Fidel's jaws clenched. The security guy was eyeing him closer now, the way the cleaners had.

"Your name," said Sereno, "it's not really Garcia, is it?"

Less than two hours later, a chartered Gulfstream jet landed at the Opa-Locka airport, where it was met by a black Chevy Blazer. Four men got out and moved toward the plane. The tallest one walked slowly, as if in pain. The others could be seen helping him up the stairs. Minutes later, a station wagon arrived and a fifth person, a woman in a long gown, was led to the jet.

The flight plan indicated the Gulfstream would be heading nonstop to Kingston, Jamaica. This was a fib. The destination was Havana. Fidel Castro was going home to die.

Miami was too damn scary. The deal was off.

The remaining severed head, the one Juan Carlos Reyes imagined would make him president of Cuba, belonged to another expendable Castro double, Jose Paz-Gutierrez.
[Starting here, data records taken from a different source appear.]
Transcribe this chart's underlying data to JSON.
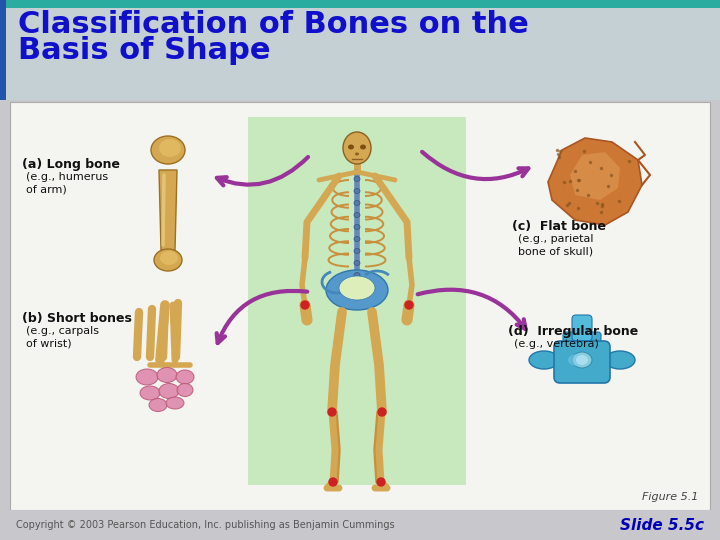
{
  "title_line1": "Classification of Bones on the",
  "title_line2": "Basis of Shape",
  "title_color": "#1010CC",
  "title_fontsize": 22,
  "slide_bg": "#C8C8CC",
  "header_bg_color": "#B8CCCC",
  "teal_bar_color": "#2AACA0",
  "content_bg": "#F2F2F0",
  "content_border": "#BBBBAA",
  "green_panel_color": "#C8E8BE",
  "figure_label": "Figure 5.1",
  "figure_label_color": "#444444",
  "figure_label_fontsize": 8,
  "copyright_text": "Copyright © 2003 Pearson Education, Inc. publishing as Benjamin Cummings",
  "copyright_color": "#555555",
  "copyright_fontsize": 7,
  "slide_label": "Slide 5.5c",
  "slide_label_color": "#0000BB",
  "slide_label_fontsize": 11,
  "label_a_bold": "(a) Long bone",
  "label_a_sub": "(e.g., humerus\nof arm)",
  "label_b_bold": "(b) Short bones",
  "label_b_sub": "(e.g., carpals\nof wrist)",
  "label_c_bold": "(c)  Flat bone",
  "label_c_sub": "(e.g., parietal\nbone of skull)",
  "label_d_bold": "(d)  Irregular bone",
  "label_d_sub": "(e.g., vertebra)",
  "label_fontsize": 9,
  "sub_fontsize": 8,
  "arrow_color": "#993399",
  "long_bone_color": "#D4A853",
  "long_bone_light": "#E8CC80",
  "long_bone_dark": "#A07828",
  "flat_bone_color": "#CC7733",
  "flat_bone_light": "#E09955",
  "short_bone_color": "#DD88AA",
  "short_bone_dark": "#BB4466",
  "irregular_bone_color": "#44AACC",
  "irregular_bone_dark": "#2277AA",
  "skin_color": "#D4A853",
  "rib_color": "#C8903C",
  "pelvis_color": "#5599CC",
  "joint_color": "#CC2222"
}
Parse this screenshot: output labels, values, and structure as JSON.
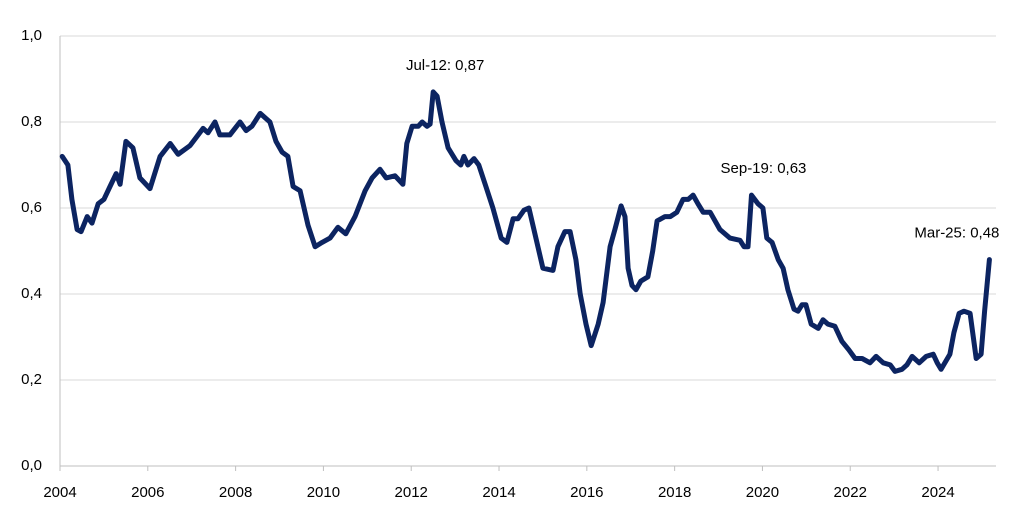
{
  "chart_data": {
    "type": "line",
    "color": "#0c2461",
    "x": [
      2004.05,
      2004.18,
      2004.27,
      2004.39,
      2004.48,
      2004.62,
      2004.73,
      2004.87,
      2005.0,
      2005.14,
      2005.28,
      2005.37,
      2005.5,
      2005.66,
      2005.82,
      2006.05,
      2006.28,
      2006.51,
      2006.69,
      2006.96,
      2007.26,
      2007.37,
      2007.53,
      2007.64,
      2007.87,
      2008.1,
      2008.24,
      2008.37,
      2008.56,
      2008.78,
      2008.92,
      2009.06,
      2009.19,
      2009.31,
      2009.47,
      2009.65,
      2009.81,
      2009.97,
      2010.15,
      2010.33,
      2010.51,
      2010.72,
      2010.95,
      2011.11,
      2011.29,
      2011.43,
      2011.63,
      2011.81,
      2011.9,
      2012.02,
      2012.16,
      2012.25,
      2012.36,
      2012.43,
      2012.5,
      2012.59,
      2012.7,
      2012.84,
      2013.02,
      2013.13,
      2013.2,
      2013.29,
      2013.43,
      2013.54,
      2013.7,
      2013.86,
      2014.05,
      2014.18,
      2014.32,
      2014.43,
      2014.57,
      2014.68,
      2014.84,
      2015.0,
      2015.23,
      2015.34,
      2015.5,
      2015.62,
      2015.75,
      2015.85,
      2015.98,
      2016.1,
      2016.26,
      2016.37,
      2016.53,
      2016.64,
      2016.78,
      2016.87,
      2016.94,
      2017.03,
      2017.12,
      2017.23,
      2017.39,
      2017.5,
      2017.6,
      2017.78,
      2017.9,
      2018.05,
      2018.19,
      2018.31,
      2018.42,
      2018.53,
      2018.65,
      2018.81,
      2019.03,
      2019.26,
      2019.49,
      2019.58,
      2019.67,
      2019.75,
      2019.9,
      2020.01,
      2020.1,
      2020.22,
      2020.36,
      2020.47,
      2020.58,
      2020.72,
      2020.81,
      2020.9,
      2020.99,
      2021.11,
      2021.27,
      2021.38,
      2021.49,
      2021.65,
      2021.81,
      2021.97,
      2022.11,
      2022.27,
      2022.45,
      2022.59,
      2022.75,
      2022.91,
      2023.02,
      2023.18,
      2023.29,
      2023.41,
      2023.57,
      2023.73,
      2023.89,
      2023.98,
      2024.07,
      2024.27,
      2024.36,
      2024.48,
      2024.59,
      2024.73,
      2024.87,
      2024.98,
      2025.06,
      2025.17
    ],
    "values": [
      0.72,
      0.7,
      0.62,
      0.55,
      0.545,
      0.58,
      0.565,
      0.61,
      0.62,
      0.65,
      0.68,
      0.655,
      0.755,
      0.74,
      0.67,
      0.645,
      0.72,
      0.75,
      0.725,
      0.745,
      0.785,
      0.775,
      0.8,
      0.77,
      0.77,
      0.8,
      0.78,
      0.79,
      0.82,
      0.8,
      0.755,
      0.73,
      0.72,
      0.65,
      0.64,
      0.56,
      0.51,
      0.52,
      0.53,
      0.555,
      0.54,
      0.58,
      0.64,
      0.67,
      0.69,
      0.67,
      0.675,
      0.655,
      0.75,
      0.79,
      0.79,
      0.8,
      0.79,
      0.795,
      0.87,
      0.86,
      0.8,
      0.74,
      0.71,
      0.7,
      0.72,
      0.7,
      0.715,
      0.7,
      0.65,
      0.6,
      0.53,
      0.52,
      0.575,
      0.575,
      0.595,
      0.6,
      0.53,
      0.46,
      0.455,
      0.51,
      0.545,
      0.545,
      0.48,
      0.4,
      0.33,
      0.28,
      0.33,
      0.38,
      0.51,
      0.55,
      0.605,
      0.58,
      0.46,
      0.42,
      0.41,
      0.43,
      0.44,
      0.5,
      0.57,
      0.58,
      0.58,
      0.59,
      0.62,
      0.62,
      0.63,
      0.61,
      0.59,
      0.59,
      0.55,
      0.53,
      0.525,
      0.51,
      0.51,
      0.63,
      0.61,
      0.6,
      0.53,
      0.52,
      0.48,
      0.46,
      0.41,
      0.365,
      0.36,
      0.375,
      0.375,
      0.33,
      0.32,
      0.34,
      0.33,
      0.325,
      0.29,
      0.27,
      0.25,
      0.25,
      0.24,
      0.255,
      0.24,
      0.235,
      0.22,
      0.225,
      0.235,
      0.255,
      0.24,
      0.255,
      0.26,
      0.24,
      0.225,
      0.26,
      0.31,
      0.355,
      0.36,
      0.355,
      0.25,
      0.26,
      0.36,
      0.48
    ],
    "xlim": [
      2004,
      2025.32
    ],
    "xticks": [
      2004,
      2006,
      2008,
      2010,
      2012,
      2014,
      2016,
      2018,
      2020,
      2022,
      2024
    ],
    "ylim": [
      0,
      1
    ],
    "yticks": [
      {
        "value": 0,
        "label": "0,0"
      },
      {
        "value": 0.2,
        "label": "0,2"
      },
      {
        "value": 0.4,
        "label": "0,4"
      },
      {
        "value": 0.6,
        "label": "0,6"
      },
      {
        "value": 0.8,
        "label": "0,8"
      },
      {
        "value": 1,
        "label": "1,0"
      }
    ],
    "grid": true,
    "annotations": [
      {
        "label": "Jul-12: 0,87",
        "x": 2012.5,
        "y": 0.87
      },
      {
        "label": "Sep-19: 0,63",
        "x": 2019.75,
        "y": 0.63
      },
      {
        "label": "Mar-25: 0,48",
        "x": 2025.17,
        "y": 0.48
      }
    ]
  }
}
This fact was known to Castro himself, Cuban State Security, the CIA, and of course Lilia Sands, who – on numerous long-ago lonely nights, when Fidel was away – had slept with Jose Paz-Gutierrez at a farmhouse in Camagiiey. Of course she'd saved a lock of Jose's hair, as she did for all her lovers.

No one was less surprised than Lilia when Reyes's DNA expert matched with .9999995 certainty the hair from Lilia's cigar box with the severed head in the red Gott cooler. Her secret glee at fooling the munchkin-sized millionaire was tempered by a pang of wistfulness, for of all the Castro doubles Lilia had slept with, Jose Paz-Gutierrez had been the best – the one whose embrace most reminded her of Fidelito himself, the one whose earlobe she had once chomped off in ecstasy, just as she had Fidel's.

In fact, though Lilia wouldn't dare confess it, Jose Paz-Gutierrez definitely had Castro beat in one department, lovemaking-wise. The ardent Jose had a much longer ... attention span, if you will. Lilia wondered if that's what had gotten him killed, as Castro's jealous streak was well known.